{x}
blog image

Web Crawler

1236. Web Crawler

This problem requires implementing a web crawler that explores links within the same hostname as the starting URL. The solution uses Depth-First Search (DFS) to traverse the web pages.

Approach

  1. Hostname Extraction: A helper function host(url) extracts the hostname from a given URL. It removes the "http://" prefix and takes the part of the URL before the first "/".

  2. Depth-First Search (DFS): A recursive function dfs(url) performs the crawling.

    • Base Case: If the URL has already been visited, the function returns.
    • Mark as Visited: The current URL is marked as visited to prevent cycles.
    • Add to Result: The current URL is added to the result set.
    • Explore Neighbors: The HtmlParser.getUrls(url) function is called to get links from the current page. For each neighbor link:
      • If the neighbor link's hostname is the same as the current URL's hostname, the dfs function is recursively called on the neighbor.
  3. Initialization and Return: The crawl function initializes a set to store visited URLs and calls dfs on the starting URL. Finally, it converts the set of visited URLs into a list and returns it.

Time and Space Complexity

  • Time Complexity: O(V + E), where V is the number of unique URLs and E is the number of links between the URLs. In the worst case, the algorithm visits every URL and follows every link. The time complexity is dominated by the number of URLs and links.

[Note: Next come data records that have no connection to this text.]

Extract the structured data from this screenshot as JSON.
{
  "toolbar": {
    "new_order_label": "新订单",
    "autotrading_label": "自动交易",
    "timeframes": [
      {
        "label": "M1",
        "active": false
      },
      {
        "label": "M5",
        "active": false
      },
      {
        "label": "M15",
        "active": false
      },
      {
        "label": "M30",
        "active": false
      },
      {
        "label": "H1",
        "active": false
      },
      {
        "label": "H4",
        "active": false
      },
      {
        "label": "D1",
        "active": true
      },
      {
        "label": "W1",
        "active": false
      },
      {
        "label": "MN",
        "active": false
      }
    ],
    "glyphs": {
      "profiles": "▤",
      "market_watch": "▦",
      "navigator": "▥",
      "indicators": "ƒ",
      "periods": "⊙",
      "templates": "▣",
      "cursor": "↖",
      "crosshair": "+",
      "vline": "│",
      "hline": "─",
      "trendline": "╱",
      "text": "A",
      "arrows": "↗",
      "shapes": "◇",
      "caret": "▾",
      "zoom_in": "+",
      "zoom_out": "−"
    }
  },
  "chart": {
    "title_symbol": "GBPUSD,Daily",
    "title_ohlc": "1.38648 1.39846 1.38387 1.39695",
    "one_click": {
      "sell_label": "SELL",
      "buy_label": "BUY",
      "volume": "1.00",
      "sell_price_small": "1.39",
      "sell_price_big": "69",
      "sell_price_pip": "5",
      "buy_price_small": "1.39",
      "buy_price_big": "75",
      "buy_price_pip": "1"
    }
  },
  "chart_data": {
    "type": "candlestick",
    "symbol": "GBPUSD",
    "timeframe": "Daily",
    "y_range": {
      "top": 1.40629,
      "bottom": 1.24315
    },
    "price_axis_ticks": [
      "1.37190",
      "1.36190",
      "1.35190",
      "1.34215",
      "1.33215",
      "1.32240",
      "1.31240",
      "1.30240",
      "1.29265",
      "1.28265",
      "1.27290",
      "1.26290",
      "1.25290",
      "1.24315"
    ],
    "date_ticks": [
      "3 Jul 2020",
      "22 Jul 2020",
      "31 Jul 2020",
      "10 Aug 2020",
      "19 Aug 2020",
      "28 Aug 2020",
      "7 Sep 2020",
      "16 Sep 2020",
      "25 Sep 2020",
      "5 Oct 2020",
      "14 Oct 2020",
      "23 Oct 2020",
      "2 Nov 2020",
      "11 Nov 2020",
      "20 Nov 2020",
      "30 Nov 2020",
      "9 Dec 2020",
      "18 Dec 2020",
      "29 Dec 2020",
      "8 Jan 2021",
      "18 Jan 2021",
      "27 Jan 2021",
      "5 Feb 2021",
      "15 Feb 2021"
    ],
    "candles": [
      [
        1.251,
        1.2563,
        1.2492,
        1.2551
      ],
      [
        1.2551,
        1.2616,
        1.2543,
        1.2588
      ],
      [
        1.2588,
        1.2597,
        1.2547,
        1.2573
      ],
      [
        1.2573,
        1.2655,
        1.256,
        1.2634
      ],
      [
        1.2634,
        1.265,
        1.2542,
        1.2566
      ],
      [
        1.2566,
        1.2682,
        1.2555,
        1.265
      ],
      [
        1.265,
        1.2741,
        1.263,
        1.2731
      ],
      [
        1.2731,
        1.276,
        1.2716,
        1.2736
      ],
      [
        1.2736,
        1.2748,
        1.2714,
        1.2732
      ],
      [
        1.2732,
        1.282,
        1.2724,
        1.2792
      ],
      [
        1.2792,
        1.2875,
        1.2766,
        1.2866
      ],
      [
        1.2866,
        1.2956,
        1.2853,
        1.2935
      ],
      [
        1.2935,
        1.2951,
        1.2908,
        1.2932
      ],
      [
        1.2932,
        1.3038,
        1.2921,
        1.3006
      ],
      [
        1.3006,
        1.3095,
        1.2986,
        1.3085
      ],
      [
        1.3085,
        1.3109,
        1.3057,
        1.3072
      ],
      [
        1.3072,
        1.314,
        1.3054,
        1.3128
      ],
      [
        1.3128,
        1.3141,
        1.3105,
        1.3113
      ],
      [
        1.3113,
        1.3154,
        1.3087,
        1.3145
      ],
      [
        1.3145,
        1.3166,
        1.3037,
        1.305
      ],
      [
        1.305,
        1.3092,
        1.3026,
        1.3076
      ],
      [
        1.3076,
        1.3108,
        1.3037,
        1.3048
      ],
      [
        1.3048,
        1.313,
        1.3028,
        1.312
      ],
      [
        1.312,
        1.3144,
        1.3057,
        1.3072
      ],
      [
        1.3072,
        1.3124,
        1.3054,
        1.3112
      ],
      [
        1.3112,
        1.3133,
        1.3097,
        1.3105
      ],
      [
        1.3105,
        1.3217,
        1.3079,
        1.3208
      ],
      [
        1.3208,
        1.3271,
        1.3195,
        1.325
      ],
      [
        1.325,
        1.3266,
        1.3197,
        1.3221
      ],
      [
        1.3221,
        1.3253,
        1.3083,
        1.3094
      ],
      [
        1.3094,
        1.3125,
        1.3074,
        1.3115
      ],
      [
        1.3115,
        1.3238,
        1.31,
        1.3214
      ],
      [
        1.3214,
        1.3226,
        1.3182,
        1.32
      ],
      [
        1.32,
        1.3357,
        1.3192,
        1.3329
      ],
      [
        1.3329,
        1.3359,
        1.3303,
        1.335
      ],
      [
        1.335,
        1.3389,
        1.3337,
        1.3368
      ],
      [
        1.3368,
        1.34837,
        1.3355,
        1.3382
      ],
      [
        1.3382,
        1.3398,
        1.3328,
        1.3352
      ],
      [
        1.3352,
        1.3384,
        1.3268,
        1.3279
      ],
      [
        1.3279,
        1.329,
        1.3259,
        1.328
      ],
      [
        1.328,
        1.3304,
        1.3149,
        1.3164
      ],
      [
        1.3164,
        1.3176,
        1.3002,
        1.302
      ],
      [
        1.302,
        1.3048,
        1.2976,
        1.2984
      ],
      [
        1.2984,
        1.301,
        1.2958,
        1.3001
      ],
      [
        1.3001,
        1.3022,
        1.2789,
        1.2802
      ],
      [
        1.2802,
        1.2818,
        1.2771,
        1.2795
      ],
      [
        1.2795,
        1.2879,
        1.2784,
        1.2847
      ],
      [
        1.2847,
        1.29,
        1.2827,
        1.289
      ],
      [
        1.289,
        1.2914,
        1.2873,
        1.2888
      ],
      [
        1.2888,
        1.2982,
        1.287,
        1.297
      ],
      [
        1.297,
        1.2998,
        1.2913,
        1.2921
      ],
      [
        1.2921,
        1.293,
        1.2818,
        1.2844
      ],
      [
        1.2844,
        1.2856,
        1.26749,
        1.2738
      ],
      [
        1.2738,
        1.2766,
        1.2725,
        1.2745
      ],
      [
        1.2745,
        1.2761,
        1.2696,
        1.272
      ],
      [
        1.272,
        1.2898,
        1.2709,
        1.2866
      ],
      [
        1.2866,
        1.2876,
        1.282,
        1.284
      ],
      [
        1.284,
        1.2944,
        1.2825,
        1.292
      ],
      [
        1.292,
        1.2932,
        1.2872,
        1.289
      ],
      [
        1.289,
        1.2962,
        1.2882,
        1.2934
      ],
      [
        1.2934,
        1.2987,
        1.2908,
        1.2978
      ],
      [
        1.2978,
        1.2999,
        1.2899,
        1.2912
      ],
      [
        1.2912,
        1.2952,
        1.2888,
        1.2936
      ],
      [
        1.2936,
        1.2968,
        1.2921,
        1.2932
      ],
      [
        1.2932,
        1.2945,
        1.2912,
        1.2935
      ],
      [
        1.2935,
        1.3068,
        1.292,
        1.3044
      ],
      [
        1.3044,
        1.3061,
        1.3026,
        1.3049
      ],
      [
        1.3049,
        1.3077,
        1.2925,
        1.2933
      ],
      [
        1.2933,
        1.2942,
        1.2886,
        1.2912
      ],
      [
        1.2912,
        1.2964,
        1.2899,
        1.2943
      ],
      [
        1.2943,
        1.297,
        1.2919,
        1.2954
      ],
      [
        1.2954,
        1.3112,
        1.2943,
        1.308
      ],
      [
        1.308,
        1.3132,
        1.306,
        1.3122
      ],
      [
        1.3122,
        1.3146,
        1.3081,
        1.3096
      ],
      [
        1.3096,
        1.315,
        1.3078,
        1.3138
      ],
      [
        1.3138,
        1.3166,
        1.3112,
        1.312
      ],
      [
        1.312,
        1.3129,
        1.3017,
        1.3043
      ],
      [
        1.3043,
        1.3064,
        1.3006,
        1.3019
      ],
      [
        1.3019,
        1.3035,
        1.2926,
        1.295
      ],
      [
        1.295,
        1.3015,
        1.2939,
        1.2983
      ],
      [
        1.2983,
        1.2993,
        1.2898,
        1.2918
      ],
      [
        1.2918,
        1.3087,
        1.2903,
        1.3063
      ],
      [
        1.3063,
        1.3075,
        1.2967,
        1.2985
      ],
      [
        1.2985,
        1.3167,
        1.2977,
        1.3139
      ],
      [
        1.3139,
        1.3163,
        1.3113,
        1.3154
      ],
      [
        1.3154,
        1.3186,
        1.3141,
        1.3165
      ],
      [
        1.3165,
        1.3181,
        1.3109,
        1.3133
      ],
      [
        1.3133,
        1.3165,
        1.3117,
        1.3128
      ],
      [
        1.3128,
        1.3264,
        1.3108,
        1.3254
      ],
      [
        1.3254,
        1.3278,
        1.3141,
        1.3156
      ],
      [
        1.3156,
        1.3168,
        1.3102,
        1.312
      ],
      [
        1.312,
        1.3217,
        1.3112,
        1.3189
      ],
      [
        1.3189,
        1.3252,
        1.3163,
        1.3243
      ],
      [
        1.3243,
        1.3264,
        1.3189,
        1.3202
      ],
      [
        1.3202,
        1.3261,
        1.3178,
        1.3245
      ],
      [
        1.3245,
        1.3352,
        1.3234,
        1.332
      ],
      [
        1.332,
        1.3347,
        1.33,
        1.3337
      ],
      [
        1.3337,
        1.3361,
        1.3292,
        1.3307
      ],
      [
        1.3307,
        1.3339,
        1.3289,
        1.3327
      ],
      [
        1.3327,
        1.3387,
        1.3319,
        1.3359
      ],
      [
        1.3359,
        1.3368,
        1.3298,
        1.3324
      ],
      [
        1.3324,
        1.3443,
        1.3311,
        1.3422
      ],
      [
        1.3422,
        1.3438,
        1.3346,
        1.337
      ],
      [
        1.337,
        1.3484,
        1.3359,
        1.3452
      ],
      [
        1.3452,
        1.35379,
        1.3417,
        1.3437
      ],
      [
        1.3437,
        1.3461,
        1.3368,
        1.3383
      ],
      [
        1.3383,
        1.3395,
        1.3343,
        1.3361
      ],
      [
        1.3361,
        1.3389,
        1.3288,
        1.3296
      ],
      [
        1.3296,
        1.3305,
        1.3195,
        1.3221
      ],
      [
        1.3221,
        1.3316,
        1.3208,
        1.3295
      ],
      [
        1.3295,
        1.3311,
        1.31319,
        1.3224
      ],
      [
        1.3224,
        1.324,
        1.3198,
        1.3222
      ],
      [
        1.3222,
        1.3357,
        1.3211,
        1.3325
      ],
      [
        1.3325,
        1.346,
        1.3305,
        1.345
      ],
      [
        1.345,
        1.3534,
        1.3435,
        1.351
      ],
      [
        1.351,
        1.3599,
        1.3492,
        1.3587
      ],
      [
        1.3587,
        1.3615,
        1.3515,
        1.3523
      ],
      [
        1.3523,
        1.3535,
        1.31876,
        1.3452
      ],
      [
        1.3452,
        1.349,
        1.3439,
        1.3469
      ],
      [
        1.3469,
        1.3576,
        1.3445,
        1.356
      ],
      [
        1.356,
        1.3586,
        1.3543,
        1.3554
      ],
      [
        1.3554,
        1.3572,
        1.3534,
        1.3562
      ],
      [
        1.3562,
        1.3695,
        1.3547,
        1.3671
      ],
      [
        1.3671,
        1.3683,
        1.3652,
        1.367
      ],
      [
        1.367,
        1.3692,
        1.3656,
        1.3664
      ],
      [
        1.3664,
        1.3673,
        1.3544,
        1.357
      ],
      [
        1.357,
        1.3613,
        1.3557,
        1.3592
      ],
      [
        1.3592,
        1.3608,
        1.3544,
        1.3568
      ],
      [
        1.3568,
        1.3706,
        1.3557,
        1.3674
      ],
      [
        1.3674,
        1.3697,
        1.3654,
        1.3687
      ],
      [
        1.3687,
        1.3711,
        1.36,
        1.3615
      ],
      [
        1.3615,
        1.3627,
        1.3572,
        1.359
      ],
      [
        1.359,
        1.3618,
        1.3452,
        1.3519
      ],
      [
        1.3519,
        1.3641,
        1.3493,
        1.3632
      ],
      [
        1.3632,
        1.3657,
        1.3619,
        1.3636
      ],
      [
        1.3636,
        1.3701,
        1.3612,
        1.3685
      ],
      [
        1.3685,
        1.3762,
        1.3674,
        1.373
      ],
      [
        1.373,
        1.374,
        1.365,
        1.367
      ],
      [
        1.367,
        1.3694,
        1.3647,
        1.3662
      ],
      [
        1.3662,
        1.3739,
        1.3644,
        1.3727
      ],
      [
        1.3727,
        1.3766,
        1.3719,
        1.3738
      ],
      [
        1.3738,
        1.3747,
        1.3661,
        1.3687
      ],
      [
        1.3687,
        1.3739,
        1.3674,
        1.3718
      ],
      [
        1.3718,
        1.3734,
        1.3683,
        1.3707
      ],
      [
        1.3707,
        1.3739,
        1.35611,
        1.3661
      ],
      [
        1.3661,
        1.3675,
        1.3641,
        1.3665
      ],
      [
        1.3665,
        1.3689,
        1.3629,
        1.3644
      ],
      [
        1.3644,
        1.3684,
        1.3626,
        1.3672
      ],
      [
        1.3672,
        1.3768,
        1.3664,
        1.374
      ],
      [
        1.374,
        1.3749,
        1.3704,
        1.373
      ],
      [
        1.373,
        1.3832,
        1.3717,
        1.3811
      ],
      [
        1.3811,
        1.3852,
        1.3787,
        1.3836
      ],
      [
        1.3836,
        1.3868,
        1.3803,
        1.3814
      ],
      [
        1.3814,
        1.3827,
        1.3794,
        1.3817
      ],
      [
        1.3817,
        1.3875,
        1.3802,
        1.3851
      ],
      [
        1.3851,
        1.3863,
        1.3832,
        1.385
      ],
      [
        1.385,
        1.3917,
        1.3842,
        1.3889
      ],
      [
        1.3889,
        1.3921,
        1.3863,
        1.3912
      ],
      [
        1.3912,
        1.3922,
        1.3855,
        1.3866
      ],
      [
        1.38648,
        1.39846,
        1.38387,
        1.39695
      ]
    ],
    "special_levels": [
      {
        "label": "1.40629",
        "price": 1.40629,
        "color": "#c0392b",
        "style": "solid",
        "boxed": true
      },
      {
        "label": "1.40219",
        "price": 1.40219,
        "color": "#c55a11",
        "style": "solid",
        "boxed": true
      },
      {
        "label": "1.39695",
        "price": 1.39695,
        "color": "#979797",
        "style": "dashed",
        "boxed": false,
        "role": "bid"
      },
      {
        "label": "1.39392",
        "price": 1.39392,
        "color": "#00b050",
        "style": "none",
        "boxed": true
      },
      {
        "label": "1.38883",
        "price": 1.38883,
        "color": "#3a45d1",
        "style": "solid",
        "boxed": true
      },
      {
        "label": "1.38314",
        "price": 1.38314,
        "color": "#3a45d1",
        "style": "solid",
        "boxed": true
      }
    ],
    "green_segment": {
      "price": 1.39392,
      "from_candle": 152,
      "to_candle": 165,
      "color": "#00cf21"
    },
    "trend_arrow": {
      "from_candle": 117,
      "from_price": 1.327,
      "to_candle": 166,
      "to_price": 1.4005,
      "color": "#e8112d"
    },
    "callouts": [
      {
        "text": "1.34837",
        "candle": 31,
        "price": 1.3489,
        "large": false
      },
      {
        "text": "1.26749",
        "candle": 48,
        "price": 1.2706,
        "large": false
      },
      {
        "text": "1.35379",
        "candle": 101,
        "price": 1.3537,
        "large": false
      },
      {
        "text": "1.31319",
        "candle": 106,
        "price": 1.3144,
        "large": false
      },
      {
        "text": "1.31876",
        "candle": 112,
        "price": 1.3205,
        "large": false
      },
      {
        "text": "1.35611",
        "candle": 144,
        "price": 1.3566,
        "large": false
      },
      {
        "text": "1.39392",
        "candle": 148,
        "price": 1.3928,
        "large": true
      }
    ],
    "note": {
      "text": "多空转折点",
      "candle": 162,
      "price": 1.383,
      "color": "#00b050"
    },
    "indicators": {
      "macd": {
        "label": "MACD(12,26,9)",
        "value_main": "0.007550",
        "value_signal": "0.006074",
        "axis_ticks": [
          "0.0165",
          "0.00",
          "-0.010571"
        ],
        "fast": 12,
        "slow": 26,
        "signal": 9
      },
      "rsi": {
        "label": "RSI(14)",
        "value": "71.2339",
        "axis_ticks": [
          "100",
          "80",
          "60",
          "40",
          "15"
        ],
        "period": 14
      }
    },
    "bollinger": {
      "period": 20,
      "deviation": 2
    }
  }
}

  • Space Complexity: O(V), where V is the number of unique URLs. The space is used primarily to store the set of visited URLs. In the worst case, all URLs are unique and need to be stored.

Code Implementation (Python)

class Solution:
    def crawl(self, startUrl: str, htmlParser: 'HtmlParser') -> List[str]:
        def host(url):
            return url.split('/')[2]  #Extract host after http:// or https://
 
        def dfs(url):
            if url in visited:
                return
            visited.add(url)
            result.append(url)
            for next_url in htmlParser.getUrls(url):
                if host(next_url) == host(startUrl):
                    dfs(next_url)
 
        visited = set()
        result = []
        dfs(startUrl)
        return result

Note: The provided code uses url.split('/') which may fail if an invalid URL is provided without a host. A more robust approach would involve using a dedicated URL parsing library to handle such edge cases. The corrected host function now accounts for http:// or https:// prefixes more accurately.

Code Implementation (Other Languages)

The approach is very similar across languages. The main differences lie in syntax and standard library usage for URL parsing and set operations. The provided Java, C++, and Go implementations in the original response accurately reflect this. They use similar DFS logic with minor syntax variations to handle sets and URL parsing.